My title might have been a little misleading.



Phreon

key points
The key points here are:


  1. It has a relief zipper
  2. It was used with a skirt



    I used bibs without a relief zipper - anything but convenient. And I used them for ww canoeing, no skirt - not as dry as a dry suit if you do some rolls or take some swims.



    PY.

same here
I canoe…

Oh, about 79% vs. 99.9%
You know…kind of like what you advised someone in the semi-drysuit thread.

Thanks for making my point.

– Last Updated: Nov-25-06 2:55 AM EST –

The setup questioned in this thread would have latex neck, wrist and ankle seals (unless I had booties installed).
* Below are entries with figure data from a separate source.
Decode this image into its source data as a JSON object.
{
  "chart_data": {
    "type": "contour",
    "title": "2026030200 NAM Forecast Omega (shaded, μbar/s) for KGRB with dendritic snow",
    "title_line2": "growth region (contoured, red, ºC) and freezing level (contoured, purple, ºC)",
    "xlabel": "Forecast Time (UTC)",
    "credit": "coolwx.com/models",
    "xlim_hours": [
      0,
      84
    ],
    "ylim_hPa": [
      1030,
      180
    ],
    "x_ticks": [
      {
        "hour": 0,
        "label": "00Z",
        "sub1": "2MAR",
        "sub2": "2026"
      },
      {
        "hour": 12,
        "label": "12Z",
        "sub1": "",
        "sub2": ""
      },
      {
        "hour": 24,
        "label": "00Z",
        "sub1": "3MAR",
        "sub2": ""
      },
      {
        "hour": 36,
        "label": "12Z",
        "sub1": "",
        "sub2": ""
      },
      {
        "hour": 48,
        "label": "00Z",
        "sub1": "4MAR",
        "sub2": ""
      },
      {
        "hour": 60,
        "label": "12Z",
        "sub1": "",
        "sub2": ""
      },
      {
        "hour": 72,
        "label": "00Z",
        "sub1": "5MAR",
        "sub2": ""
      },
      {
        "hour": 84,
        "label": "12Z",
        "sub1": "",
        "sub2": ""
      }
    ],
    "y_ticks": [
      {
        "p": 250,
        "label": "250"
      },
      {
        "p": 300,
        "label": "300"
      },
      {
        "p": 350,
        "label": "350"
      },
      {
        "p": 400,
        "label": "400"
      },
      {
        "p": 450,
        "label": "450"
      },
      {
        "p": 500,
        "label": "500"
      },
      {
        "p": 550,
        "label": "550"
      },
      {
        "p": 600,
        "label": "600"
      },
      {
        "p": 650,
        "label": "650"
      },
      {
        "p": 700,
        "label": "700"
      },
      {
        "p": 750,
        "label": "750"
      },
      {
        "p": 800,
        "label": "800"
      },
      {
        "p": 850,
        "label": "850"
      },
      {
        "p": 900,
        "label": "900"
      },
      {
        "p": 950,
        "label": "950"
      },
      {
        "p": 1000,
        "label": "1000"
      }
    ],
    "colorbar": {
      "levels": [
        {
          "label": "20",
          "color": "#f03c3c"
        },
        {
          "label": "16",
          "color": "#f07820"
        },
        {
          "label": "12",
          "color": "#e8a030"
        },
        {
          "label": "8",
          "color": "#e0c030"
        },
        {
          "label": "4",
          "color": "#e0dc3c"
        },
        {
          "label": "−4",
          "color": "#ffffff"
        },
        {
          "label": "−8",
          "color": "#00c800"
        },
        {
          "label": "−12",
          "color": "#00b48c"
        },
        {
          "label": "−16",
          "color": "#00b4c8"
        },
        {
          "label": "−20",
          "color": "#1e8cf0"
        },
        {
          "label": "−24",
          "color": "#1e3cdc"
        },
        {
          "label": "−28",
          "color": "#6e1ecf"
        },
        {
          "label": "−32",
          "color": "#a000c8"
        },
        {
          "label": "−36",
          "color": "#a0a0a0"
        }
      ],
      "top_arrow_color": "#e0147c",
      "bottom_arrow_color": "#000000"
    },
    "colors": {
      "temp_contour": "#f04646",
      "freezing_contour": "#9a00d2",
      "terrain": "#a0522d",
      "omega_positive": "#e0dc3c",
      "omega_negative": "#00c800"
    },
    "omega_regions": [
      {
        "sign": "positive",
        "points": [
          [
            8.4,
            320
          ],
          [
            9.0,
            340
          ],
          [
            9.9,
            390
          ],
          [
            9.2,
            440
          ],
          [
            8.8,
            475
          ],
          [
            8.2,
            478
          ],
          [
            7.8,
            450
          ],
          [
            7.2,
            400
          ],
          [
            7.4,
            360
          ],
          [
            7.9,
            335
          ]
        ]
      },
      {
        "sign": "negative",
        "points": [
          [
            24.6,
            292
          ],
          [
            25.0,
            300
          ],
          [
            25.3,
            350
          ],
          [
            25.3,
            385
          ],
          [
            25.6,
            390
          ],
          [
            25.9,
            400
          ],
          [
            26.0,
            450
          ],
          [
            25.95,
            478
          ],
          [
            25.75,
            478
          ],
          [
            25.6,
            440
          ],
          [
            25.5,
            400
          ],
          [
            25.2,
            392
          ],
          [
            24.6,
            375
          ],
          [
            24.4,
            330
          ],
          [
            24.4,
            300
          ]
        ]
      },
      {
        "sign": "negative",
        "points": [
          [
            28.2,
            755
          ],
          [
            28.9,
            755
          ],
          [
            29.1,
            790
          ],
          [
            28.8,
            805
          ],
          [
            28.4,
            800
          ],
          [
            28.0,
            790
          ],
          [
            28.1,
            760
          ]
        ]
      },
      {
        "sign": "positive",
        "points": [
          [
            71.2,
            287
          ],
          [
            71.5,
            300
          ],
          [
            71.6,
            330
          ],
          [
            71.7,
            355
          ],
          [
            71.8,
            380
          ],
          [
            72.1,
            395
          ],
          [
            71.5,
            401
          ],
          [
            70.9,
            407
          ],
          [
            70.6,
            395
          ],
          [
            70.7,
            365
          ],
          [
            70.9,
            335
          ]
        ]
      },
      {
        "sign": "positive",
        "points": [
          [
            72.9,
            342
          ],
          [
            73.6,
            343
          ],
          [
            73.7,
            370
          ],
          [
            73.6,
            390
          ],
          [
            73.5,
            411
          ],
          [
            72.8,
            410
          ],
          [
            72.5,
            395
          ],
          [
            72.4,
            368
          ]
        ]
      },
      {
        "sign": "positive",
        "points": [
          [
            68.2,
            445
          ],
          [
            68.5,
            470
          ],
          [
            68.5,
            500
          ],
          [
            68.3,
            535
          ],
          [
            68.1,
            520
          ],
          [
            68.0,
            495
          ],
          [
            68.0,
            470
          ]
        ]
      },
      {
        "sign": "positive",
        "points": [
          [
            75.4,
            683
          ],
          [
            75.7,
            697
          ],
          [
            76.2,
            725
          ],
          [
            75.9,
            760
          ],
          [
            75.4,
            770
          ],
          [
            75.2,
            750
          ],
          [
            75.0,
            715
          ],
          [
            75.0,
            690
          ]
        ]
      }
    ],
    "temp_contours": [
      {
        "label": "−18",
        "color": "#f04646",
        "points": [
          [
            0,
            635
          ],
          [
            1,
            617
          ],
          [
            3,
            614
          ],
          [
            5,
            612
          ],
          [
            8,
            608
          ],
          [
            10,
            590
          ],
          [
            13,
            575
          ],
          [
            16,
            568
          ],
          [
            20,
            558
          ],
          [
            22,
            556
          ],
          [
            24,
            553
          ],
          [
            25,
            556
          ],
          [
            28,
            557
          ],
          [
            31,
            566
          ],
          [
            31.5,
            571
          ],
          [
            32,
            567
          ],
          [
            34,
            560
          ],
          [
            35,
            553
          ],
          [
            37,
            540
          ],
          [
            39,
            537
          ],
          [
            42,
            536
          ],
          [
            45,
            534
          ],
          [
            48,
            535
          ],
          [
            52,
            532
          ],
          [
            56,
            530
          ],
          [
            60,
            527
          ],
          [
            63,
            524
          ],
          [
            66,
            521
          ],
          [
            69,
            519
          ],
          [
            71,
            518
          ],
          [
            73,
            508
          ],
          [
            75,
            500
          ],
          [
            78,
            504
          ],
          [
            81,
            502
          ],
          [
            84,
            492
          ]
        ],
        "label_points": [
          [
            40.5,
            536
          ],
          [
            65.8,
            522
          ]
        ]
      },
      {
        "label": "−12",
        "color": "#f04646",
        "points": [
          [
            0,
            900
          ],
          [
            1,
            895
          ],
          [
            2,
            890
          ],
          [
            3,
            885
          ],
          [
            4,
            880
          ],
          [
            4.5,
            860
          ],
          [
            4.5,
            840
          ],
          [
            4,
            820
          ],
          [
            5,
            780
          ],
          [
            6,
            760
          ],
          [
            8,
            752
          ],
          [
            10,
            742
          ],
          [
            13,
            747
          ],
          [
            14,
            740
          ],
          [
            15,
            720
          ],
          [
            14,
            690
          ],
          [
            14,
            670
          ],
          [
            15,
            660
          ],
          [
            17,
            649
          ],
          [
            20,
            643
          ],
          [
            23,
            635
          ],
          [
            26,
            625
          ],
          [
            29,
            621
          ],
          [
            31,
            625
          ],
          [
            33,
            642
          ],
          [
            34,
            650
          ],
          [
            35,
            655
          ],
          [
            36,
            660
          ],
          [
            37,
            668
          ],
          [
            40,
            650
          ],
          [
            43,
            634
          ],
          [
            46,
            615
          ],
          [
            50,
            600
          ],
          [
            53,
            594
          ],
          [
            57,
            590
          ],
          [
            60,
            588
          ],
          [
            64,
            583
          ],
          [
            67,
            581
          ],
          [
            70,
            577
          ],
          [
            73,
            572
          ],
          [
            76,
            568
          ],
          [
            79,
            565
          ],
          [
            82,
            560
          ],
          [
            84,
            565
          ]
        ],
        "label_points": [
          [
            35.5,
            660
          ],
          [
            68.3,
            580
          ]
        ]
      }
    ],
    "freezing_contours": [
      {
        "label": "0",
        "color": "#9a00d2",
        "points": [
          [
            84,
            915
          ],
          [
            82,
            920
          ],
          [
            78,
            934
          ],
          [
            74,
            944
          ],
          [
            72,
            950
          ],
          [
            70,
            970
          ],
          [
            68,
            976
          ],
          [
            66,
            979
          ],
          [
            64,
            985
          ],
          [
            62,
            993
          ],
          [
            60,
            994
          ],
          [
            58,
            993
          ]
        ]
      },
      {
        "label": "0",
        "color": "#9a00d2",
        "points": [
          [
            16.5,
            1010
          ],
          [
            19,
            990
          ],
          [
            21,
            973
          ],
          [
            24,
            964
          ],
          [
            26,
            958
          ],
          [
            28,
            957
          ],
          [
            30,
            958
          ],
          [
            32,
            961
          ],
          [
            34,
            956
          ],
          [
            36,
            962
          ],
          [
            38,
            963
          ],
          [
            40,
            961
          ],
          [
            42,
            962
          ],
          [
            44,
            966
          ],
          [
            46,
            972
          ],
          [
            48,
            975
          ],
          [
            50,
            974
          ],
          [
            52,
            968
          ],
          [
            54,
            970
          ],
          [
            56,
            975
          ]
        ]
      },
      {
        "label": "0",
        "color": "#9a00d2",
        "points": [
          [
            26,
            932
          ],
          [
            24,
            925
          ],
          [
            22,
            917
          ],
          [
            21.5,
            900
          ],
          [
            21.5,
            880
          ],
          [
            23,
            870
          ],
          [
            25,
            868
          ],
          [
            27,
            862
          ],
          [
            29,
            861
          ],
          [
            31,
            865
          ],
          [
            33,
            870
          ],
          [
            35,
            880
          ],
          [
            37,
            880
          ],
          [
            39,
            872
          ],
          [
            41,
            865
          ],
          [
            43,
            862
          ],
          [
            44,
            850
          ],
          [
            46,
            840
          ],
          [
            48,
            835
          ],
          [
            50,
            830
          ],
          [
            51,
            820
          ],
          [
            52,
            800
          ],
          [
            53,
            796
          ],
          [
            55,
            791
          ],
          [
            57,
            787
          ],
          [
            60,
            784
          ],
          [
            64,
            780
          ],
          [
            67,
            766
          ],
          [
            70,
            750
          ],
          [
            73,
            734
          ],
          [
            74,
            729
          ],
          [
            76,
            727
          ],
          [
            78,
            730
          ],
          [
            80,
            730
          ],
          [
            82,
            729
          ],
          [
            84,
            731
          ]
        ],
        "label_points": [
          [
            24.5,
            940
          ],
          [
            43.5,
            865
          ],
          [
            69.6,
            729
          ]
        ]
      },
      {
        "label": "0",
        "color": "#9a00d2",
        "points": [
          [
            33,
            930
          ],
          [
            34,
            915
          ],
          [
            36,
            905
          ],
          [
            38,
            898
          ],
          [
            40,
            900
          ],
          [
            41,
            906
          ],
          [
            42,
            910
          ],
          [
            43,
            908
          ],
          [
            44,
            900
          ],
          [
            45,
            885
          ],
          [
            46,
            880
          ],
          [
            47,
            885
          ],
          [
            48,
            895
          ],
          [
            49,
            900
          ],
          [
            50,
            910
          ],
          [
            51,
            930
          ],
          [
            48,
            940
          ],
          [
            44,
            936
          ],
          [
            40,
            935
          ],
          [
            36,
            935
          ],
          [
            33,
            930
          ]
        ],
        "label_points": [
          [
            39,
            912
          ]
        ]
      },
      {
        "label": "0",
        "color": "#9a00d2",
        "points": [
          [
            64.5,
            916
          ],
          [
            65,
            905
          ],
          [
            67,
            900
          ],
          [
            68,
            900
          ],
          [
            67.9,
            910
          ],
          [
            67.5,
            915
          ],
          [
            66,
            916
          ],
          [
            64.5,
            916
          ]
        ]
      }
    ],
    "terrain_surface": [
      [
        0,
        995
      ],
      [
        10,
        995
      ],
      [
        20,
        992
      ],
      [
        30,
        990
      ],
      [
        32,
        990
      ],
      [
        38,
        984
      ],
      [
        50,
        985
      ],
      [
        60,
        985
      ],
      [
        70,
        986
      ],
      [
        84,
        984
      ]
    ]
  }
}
In this case, the roll up seal is the potential weakness, which is why I'm asking questions and have a high safety threshold (one hour in the water).

I take my life seriously, which is why I have high standards for the equipment I use. I want the maximum protection possible. If the drytop/bib combo doesn't meet them, I won't trust it, nor would I suggest anyone else should.

I want my setup to be functionally as effective as a quality drysuit, not semidry.

Do you have anything else constructive to add to this thread?

Phreon

more direct
OK, I’ll be more direct now that I see your criteria about being in the water for an hour.



NO! ROLL-UP BIBS & TOP, EVEN WELL-ROLLED AND WITH FULL GASKETS, DO NOT FUNCTION AS WELL AS A DRYSUIT.



At least they didn’t for me. The weakness was where the rolled-together seam bridged the gap of my spine.



I had a non-breathable gear and was getting quite wet, from very brief swims while ww canoeing, but I wasn’t certain whether it was just sweat or river water.



So, I got geared up and hit the bathtub. It was river water - the bibs & top leaked at my spine, and that was 10 minutes lying in a tub, not an hour moving around in real water.



Now I also know it was river water because I paddle in a non-breathable drysuit, and I know how little I sweat compared to the water I was getting in the bibs & top.



Maybe there was something weird about my bibs & top. Maybe my back/spine are an odd shape. And it was still a pretty useful combo for my ww canoeing needs, but I don’t trust that combo in the way that it sounds like you’d like to. Get a proper drysuit.



PY.

Yes
If you dish it out, you’d better expect some of the same back at ya.



P.S.

I personally wouldn’t bother with a semi-drysuit so that’s not the point. It was your blasting of other people’s reasons for using a semi-drysuit I was referring to.


In lieu of a tight fitting spray deck…
I’m pretty handy with a sewing machine. For lack of better terms, I wonder if a small neoprene corset or cumberbund placed snugly over the mating folds would stop or help slow down combo-drysuit leakage.



The reality is that a bib with booties and a relief zipper installed probably isn’t significanly cheaper than a drysuit from Ravenspring. A bitter pill to swallow for a cheapskate such as myself.



Phreon

tried it
I used a wide, wrap-around, Velcro, neoprene back support “cumberbund”. I’m sure it helped, and it turned out I also liked wearing it for the support/posture, but it doesn’t do anything for the bridge/gap at the spine and I wouldn’t trust it for long immersions.



PY.

sounds like…

– Last Updated: Nov-27-06 1:09 PM EST –

...the combo may not be the best solution for extended cold water immersion for the same reasons a semidry top/suit isn't. Material is waterproof, it's the seals and possible points of entry that are the problem.

If you're talking about limited exposure and kinder conditions I think it would work fine depending on your skills. I tend to think increased ability gives one more latitude in deciding what to wear.

A good neo skirt is well worth the expense.